Lately I’ve found the experience of creating a study–a small scale work–prior to the large piece quite liberating.  Without the intimidation and fear inherent in a large scale work, these small pieces afford the freedom and looseness and experimentation I was seeking to break the stagnation of my studio experience.  My mantra has always been to notice what I notice–to dig deep when something catches my attention or causes me to pause.  Similarly, when I became “unenergized” by what I found myself doing on the canvas–making safe paintings that are successful time and again–I knew it was time to pay attention and get back to pushing myself.

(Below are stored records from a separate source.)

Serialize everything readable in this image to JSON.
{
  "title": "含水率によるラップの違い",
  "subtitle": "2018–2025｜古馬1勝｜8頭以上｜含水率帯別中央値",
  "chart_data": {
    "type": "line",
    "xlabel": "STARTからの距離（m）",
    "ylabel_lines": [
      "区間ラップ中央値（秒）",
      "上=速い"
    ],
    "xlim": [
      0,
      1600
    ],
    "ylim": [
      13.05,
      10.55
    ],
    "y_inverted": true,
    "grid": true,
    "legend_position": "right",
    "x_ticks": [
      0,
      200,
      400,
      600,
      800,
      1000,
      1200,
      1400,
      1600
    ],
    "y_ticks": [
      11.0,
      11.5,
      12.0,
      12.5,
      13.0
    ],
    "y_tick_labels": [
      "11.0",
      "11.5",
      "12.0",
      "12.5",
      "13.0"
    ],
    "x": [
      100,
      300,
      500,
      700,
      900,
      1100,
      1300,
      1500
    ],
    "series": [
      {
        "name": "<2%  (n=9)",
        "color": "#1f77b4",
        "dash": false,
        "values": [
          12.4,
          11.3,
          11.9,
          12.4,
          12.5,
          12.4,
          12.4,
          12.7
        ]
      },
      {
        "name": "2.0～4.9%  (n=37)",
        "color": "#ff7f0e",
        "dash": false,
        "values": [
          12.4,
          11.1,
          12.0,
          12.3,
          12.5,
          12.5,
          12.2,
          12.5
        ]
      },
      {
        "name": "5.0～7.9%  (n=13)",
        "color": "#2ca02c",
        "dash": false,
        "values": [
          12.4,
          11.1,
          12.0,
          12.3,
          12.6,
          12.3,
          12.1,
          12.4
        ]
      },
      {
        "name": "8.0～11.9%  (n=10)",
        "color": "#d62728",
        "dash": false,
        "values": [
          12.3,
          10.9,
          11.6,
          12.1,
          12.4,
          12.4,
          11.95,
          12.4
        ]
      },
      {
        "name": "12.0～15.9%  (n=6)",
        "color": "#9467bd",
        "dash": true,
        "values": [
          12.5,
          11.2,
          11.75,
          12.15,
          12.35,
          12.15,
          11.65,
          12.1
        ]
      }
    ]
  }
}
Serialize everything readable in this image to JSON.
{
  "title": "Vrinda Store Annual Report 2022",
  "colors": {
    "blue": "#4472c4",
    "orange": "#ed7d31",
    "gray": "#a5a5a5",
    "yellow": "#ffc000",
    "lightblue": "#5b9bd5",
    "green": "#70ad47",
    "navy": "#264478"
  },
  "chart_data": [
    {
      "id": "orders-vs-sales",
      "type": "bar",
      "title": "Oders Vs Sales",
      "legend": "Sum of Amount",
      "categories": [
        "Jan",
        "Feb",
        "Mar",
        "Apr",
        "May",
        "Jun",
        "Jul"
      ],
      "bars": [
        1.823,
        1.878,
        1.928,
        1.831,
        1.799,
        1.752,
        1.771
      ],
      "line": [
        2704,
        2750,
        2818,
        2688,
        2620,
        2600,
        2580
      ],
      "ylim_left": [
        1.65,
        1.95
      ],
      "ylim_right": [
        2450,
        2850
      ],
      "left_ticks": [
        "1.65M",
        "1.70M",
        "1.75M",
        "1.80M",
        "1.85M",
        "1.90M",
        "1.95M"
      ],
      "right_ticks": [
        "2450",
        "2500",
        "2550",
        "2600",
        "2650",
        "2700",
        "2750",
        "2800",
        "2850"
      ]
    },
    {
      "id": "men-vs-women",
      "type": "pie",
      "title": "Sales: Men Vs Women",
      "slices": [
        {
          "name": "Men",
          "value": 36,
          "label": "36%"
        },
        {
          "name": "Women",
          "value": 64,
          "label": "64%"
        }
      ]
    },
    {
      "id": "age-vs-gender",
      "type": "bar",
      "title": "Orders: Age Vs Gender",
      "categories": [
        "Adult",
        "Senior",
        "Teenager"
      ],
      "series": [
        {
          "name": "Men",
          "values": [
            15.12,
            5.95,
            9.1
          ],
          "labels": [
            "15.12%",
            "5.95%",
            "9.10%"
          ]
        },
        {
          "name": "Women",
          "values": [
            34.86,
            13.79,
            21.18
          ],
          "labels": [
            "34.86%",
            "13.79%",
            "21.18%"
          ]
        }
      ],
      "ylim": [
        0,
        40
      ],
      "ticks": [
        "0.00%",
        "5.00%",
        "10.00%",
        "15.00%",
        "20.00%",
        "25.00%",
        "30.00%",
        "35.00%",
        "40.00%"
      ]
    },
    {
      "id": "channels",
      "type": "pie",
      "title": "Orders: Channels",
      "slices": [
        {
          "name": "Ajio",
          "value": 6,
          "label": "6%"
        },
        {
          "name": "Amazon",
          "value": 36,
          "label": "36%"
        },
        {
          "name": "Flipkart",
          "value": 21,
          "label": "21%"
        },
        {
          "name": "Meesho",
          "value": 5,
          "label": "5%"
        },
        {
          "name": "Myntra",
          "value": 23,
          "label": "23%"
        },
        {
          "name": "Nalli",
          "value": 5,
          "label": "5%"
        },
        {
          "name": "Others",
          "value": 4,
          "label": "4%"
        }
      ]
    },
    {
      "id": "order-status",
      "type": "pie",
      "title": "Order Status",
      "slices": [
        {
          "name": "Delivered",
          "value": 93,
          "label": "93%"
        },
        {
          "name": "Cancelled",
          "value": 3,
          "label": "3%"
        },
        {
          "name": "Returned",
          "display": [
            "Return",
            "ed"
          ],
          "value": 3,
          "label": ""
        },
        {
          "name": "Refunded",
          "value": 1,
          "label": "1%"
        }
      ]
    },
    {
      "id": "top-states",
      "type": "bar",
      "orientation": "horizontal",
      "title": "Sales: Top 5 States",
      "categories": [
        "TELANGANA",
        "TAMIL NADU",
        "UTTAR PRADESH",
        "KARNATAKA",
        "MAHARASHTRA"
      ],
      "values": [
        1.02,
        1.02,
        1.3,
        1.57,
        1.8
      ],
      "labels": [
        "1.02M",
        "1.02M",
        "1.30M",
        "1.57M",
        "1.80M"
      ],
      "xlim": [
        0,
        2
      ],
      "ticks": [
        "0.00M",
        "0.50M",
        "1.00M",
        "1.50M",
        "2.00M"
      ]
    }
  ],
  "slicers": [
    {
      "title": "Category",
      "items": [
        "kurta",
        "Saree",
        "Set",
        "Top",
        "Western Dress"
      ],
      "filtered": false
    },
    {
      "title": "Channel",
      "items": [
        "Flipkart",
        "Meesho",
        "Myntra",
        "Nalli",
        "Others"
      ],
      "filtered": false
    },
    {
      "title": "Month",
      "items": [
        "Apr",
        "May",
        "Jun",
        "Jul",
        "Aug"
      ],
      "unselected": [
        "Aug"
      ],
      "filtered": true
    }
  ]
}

The abstracted nature of these paintings are thrilling me.  The nuances, the happy accidents, the layers, the mystery and most of all the process.  I’m engaged, I’m lost, I’m dancing back and forth from the canvas, I’m creating a world.  My worries seem unfounded  that the translation from small to large would falter in the change of surface or that I would lose interest in the painting the second time around. The large works are so much more physical and demanding, but with the composition and palette loosely determined from the study,  I can engage with them at the same level as I did with the smaller works.  Of course there are particulars of the studies that cannot be replicated, where something unique to the medium and paint occurred.  And I can appreciate that and let it go.

Again, it is important to recognize the profundity of Rilke’s words to what’s happening to my process and the act of creating art itself.

Entering.

Whoever you may be: step into the evening.

Step out of the room where everything is known.

Whoever you are, your house is the last before the far-off. With your eyes, which are almost too tired to free themselves from the familiar, you slowly take one black tree and set it against the sky: slender, alone. And you have made a world. It is big and like a word, still ripening in silence. And though your mind would fabricate its meaning, your eyes tenderly let go of what they see.